Kolumnen von Benedikt Weibel

Unangenehmes gut verpacken

"Persönlich" 1. März 2010

Eine gute Nachricht kann man zwar auch schlecht kommunizieren, ein grosses Unglück ist das meistens nicht. Deshalb sollte man sich, bevor man überhaupt an die Kommunikation denkt, darauf konzentrieren, gute Nachrichten zu produzieren. Trotzdem: leider ist es ein Faktum, dass Murphy’s Law existiert oder wie man auch zu sagen pflegt 'sh.. happens'.

Es ist spannend und aufschlussreich, zu beobachten, wie unangenehme Nachrichten kommuniziert werden. Wer dem Grundsatz der Offenheit verpflichtet ist, der geht die Sache frontal an. Fakten präsentieren, interpretieren, Lehren ziehen. Das war die Strategie des unvergesslichen Bundesrates Willi Ritschards. Die Solothurner Regierung pflegte sich mit Anhang von einer Energieunternehmung zu grösseren Reisen einzuladen zu lassen. Die Medien kriegten Wind davon und lancierten eine Kampagne mit dem Titel 'Spanienreisli'. Willi Ritschard konterte umgehend: 'I ha ä Seich gmacht'. Ende der Story. Er hat damit nicht nur eine Kampagne verhindert, sondern seine Glaubwürdigkeit noch erhöht.

Das war noch in einer Zeit ohne grosse, teure und omnipräsente PR-Agenturen oder wie man sie ganz böse nennt, bezahlte Schönschwätzer. Heute stehen andere Strategien im Vordergrund. Besonderst beliebt ist es, schlechte Nachrichten auf äussere, nicht beeinflussbare Einflüsse zurückzuführen . Mit der Finanz- und Wirtschaftskrise stehen zurzeit wasserfeste Argumente zur Verfügung. Eine andere weit verbreitete Methode ist die Verwendung von Euphemismen, Wörtern, die 'einen Sachverhalt beschönigend, verhüllend oder verschleiernd darstellen'. So werden zum Beispiel hoch spekulative Anlagen, mit denen man Unsummen verspielt hat, harmlos als 'strukturierte Kollektivprodukte' bezeichnet. Ein schlecht geplantes und geführtes Projekt muss mit beträchtlichen Folgekosten abgebrochen werden. Die Erläuterungen dazu finden sich im Kleingedruckten unter dem Kapitel Abschreibungen. Die dritte Möglichkeit besteht darin, schlechte Nachrichten elegant zu verpacken. Zuerst wird über neue Produkte berichtet, dann über die Erfolge im Stammgeschäft und schliesslich, quasi als Fussnote, noch über einen unglücklicherweise eingefangenen Wermutstropfen.

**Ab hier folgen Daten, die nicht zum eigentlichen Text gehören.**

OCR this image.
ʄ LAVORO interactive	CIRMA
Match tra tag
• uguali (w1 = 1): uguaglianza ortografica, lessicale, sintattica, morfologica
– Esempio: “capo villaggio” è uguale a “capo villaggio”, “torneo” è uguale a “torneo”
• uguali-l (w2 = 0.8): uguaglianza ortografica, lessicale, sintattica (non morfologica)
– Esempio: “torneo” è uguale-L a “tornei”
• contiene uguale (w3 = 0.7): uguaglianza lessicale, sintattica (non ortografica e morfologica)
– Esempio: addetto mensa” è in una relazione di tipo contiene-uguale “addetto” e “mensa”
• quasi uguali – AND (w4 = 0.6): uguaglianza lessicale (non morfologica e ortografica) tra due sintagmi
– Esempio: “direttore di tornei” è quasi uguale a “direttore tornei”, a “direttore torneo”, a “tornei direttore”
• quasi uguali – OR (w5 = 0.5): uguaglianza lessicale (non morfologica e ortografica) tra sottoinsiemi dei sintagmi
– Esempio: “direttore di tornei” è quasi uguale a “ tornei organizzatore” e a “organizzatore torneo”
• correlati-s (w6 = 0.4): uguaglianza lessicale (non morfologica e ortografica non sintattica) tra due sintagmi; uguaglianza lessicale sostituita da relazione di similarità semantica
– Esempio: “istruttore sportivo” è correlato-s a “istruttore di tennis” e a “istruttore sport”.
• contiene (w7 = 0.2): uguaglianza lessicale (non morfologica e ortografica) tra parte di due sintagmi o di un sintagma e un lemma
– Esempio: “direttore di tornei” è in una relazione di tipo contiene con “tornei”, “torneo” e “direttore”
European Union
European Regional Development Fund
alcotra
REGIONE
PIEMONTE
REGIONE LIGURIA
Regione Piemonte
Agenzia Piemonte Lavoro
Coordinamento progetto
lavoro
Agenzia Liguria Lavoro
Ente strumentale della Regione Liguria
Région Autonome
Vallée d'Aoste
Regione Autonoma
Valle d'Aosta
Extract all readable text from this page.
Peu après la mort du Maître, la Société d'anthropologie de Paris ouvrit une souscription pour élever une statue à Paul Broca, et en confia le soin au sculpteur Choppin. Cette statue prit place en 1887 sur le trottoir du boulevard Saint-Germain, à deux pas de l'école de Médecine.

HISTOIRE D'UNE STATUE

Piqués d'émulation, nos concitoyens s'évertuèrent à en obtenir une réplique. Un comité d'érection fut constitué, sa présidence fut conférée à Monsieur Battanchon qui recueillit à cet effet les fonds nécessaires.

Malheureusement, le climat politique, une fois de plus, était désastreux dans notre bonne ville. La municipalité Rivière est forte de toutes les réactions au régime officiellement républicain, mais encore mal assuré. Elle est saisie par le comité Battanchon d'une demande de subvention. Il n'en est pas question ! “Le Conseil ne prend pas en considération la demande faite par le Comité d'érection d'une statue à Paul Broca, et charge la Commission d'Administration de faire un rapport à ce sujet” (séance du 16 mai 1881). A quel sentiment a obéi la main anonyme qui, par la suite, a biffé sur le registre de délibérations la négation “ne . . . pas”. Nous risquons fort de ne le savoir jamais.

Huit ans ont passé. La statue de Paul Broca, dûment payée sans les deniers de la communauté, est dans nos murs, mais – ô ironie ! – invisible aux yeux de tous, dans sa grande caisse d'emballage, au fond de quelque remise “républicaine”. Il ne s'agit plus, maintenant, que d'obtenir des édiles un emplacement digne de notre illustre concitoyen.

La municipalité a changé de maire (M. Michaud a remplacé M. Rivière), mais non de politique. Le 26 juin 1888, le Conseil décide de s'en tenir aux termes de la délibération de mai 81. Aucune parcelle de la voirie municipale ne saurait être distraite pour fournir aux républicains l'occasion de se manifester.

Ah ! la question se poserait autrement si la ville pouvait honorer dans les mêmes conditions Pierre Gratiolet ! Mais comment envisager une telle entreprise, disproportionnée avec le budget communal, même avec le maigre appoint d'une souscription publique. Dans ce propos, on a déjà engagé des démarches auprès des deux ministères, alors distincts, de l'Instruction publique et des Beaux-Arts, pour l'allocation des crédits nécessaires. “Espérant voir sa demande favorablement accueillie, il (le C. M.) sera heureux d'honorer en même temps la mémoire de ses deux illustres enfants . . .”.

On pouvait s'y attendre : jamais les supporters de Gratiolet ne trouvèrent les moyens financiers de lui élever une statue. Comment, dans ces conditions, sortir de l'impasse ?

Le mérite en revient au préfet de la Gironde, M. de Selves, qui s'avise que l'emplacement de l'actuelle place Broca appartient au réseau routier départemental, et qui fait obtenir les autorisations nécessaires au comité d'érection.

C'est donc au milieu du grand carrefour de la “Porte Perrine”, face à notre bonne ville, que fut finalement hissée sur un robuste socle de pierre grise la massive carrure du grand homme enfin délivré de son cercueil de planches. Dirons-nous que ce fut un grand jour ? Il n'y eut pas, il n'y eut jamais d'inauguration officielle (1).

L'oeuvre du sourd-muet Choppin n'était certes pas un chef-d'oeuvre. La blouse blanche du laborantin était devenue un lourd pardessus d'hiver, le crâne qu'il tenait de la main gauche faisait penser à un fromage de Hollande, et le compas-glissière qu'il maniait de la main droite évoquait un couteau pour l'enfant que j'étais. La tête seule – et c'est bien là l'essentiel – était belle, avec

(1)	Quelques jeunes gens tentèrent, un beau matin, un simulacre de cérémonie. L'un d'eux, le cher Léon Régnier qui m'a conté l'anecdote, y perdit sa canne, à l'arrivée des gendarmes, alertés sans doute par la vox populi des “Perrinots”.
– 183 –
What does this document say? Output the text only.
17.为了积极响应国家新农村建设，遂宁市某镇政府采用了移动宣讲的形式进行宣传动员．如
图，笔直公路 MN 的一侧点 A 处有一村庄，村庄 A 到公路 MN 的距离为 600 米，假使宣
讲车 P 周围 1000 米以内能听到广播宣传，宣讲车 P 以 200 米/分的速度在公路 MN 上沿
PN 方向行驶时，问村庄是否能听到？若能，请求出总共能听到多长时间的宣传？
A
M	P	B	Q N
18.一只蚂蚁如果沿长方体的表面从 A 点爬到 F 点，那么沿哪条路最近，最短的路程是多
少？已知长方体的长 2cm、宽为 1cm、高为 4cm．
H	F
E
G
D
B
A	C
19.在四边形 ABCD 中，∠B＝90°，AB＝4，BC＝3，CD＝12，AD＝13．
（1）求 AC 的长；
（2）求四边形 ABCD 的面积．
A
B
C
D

Tausende Kommunikationsberater verpacken Nachrichten in Watte und geben noch etwas Schlagrahm mit einer Kirsche oben drauf. Sie beherrschen ihr Handwerk. Selten, dass die Medien das Spiel erkennen und die Story, die dahinter steht. Man kann allerdings auch zu weit gehen. Eine krude Methode ist das Ansetzen einer Medienkonferenz am Freitag-Nachmittag, im Wissen darum, dass die Journalisten der Tageszeitungen schon fast im Wochenende sind und in der Hoffnung, dass die Nachricht unter vermischte Meldungen fällt. Da ist allerdings das Risiko gross, dass sich die alte Weisheit 'man merkt die Absicht und ist verstimmt' bewahrheitet. In dem Falle wird der Journalist, bevor er ins verdiente Wochenende abtaucht, dass Dossier noch seinem Kollegen von der Sonntagszeitung weiter reichen. Das VBS hat die Meldung, dass gemäss einer angepassten Verordnung der Wachtdienst neu mit der scharfen Waffe geleistet werden müsse, als Routinemeldung im Januarloch verbreitet. Die Medien liessen sich nicht täuschen. Nach Wochen der Polemik und einigen ungewollten Schussabgaben war die Verordnung gestorben.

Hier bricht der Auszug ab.